Vom Facebook-User “Büchereien – ein Anlass zur Unruhe” ist zu lesen:

Es herrscht Ruhe im Land der Büchereien

Seit gut einer Woche ist nichts zu vernehmen. Nach seiner Stellungnahme gegenüber den Medien, bei der nur zu hoffen ist, dass sie falsch wiedergegeben wurde, schweigt sich der Bibliothekarische Leiter der Büchereien aus. Er sagt nichts zur schriftlich vorgenommenen Konzeptkritik eines Mitarbeiters der Büchereien. Er sagt nichts zu der Kritik an seinen Äußerungen durch die Personalvertretung. Auch die versprochene Präzisierung des Büchereikonzeptentwurfs bleibt aus. Ganz zu schweigen [sic!] von einer Einladung an die MitarbeiterInnen, gemeinsam über die Zukunft der Büchereien nachzudenken. “Bücherei 2020” etwa, oder bescheidener, “Bücherei 2015“; oder nimmt er an, dass den MitarbeiterInnen zu ihrer Arbeit nichts einfällt?

Möglicherweise befürchtet er aber auch die Situation, die unlängst Richard Sennett in der “Zeit” (13/2001, S. 56) unter dem Titel “Schlauer, als der Chef erlaubt. Die Mächtigen sind selten die Klügsten: Trotz moderner Kommunikationsmittel wird wertvolles Wissen häufig vergeudet ” geschrieben hat:

“Auch in meiner Erforschung der Arbeitswelt bin ich immer wieder zur selben Einsicht gelangt: Die Fähigkeiten der Menschen an den Arbeitsplätzen sind weitaus größer als das, was Institutionen oder Firmen aus diesem Potenzial machen. Hinzu kommt: Gerade in relativ liberal und demokratisch geprägten Ländern wirkt die Ungleichheit als ein »schrecklicher Vereinfacher«, weil sie effektive Kommunikation und Zusammenarbeit verhindert. Das ist vor allem der Fall, wenn die Fähigkeiten eines Menschen seinem Platz in der Hierarchie nicht entsprechen – wenn der Angestellte mehr weiß oder besser mit Menschen umgehen kann als sein Vorgesetzter. Diese Art von Ungleichheit hat verheerende Folgen, weil sich die Untergeordneten unverstanden fühlen und grollen, während die Oberen die Bescheidwisser spielen, um ihre Autorität geltend zu machen.”
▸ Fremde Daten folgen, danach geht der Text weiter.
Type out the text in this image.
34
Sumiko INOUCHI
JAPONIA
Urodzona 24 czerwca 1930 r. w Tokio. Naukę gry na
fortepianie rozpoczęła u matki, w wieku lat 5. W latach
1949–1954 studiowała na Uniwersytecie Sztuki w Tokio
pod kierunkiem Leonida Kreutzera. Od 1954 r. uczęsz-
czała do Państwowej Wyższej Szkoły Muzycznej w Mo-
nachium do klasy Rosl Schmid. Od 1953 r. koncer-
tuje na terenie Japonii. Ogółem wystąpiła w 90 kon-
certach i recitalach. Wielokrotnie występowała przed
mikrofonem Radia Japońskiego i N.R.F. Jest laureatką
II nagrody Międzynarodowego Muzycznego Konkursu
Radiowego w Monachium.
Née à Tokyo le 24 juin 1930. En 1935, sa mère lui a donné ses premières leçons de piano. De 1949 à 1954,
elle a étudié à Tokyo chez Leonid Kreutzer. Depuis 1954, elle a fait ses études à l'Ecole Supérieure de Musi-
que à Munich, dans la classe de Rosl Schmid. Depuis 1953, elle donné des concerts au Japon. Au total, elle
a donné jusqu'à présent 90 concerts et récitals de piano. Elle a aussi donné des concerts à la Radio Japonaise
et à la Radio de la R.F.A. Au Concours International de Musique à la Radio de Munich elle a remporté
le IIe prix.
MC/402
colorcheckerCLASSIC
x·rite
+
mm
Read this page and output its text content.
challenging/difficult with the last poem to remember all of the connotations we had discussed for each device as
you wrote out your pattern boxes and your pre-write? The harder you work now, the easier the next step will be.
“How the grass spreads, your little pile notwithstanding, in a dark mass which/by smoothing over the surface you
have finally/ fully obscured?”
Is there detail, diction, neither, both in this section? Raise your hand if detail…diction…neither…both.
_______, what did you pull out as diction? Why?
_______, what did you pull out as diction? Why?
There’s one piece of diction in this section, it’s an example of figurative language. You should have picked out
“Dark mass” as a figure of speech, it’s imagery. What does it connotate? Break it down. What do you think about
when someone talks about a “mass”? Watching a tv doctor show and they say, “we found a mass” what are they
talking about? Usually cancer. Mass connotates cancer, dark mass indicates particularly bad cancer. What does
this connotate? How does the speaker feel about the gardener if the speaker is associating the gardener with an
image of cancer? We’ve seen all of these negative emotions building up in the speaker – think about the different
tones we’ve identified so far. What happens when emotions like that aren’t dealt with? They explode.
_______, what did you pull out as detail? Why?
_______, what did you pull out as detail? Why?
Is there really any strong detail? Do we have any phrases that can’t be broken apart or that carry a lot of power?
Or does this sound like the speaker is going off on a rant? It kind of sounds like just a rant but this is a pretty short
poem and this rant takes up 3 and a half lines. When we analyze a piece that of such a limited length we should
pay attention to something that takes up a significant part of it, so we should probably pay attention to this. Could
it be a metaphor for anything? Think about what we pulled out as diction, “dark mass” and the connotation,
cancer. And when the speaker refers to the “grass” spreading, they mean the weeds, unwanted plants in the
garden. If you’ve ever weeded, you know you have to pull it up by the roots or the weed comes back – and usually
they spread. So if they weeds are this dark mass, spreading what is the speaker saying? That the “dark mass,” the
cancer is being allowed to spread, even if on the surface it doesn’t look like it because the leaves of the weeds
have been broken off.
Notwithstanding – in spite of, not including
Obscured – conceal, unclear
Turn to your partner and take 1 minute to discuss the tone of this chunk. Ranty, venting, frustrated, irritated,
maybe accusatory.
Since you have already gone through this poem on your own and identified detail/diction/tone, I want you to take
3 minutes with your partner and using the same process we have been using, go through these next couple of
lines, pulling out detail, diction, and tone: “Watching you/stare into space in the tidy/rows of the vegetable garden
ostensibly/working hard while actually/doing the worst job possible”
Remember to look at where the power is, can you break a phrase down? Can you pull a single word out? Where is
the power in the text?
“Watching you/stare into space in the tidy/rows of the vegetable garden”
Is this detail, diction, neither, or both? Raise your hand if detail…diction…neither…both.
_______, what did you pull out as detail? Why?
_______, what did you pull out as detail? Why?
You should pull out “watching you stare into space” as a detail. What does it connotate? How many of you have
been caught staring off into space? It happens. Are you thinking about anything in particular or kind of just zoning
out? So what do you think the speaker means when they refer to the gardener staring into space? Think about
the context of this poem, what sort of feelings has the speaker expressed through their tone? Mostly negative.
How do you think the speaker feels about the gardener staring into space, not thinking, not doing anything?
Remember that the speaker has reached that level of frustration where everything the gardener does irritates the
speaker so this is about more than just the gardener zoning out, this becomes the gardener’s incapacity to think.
Interessant dabei ist, dass gleichzeitig an einem Leitbildentwurf gebastelt wird, in dem so wunderbare Sätze stehen werden wie:

Unsere Wertschätzung der KollegInnen und der Organisation manifestiert sich in Solidarität und Loyalität innerhalb der vorgegebenen Strukturen. Wir tragen zur Gestaltung eines guten und fairen Arbeitsklimas bei, indem sie einander mit Respekt und Toleranz begegnen. Dabei haben wir auch Vorbildfunktion für unsere MitarbeiterInnen.

Allerdings soll das Leitbild nur für die BüchereileiterInnen gelten, offenbar nicht für die Leitung, womit wir wieder bei der Torheit der Regierenden sind, was ja im Grunde nur der Negativausdruck des von Sennett gewählten Titels für ein und den selben Sachverhalt sein dürfte.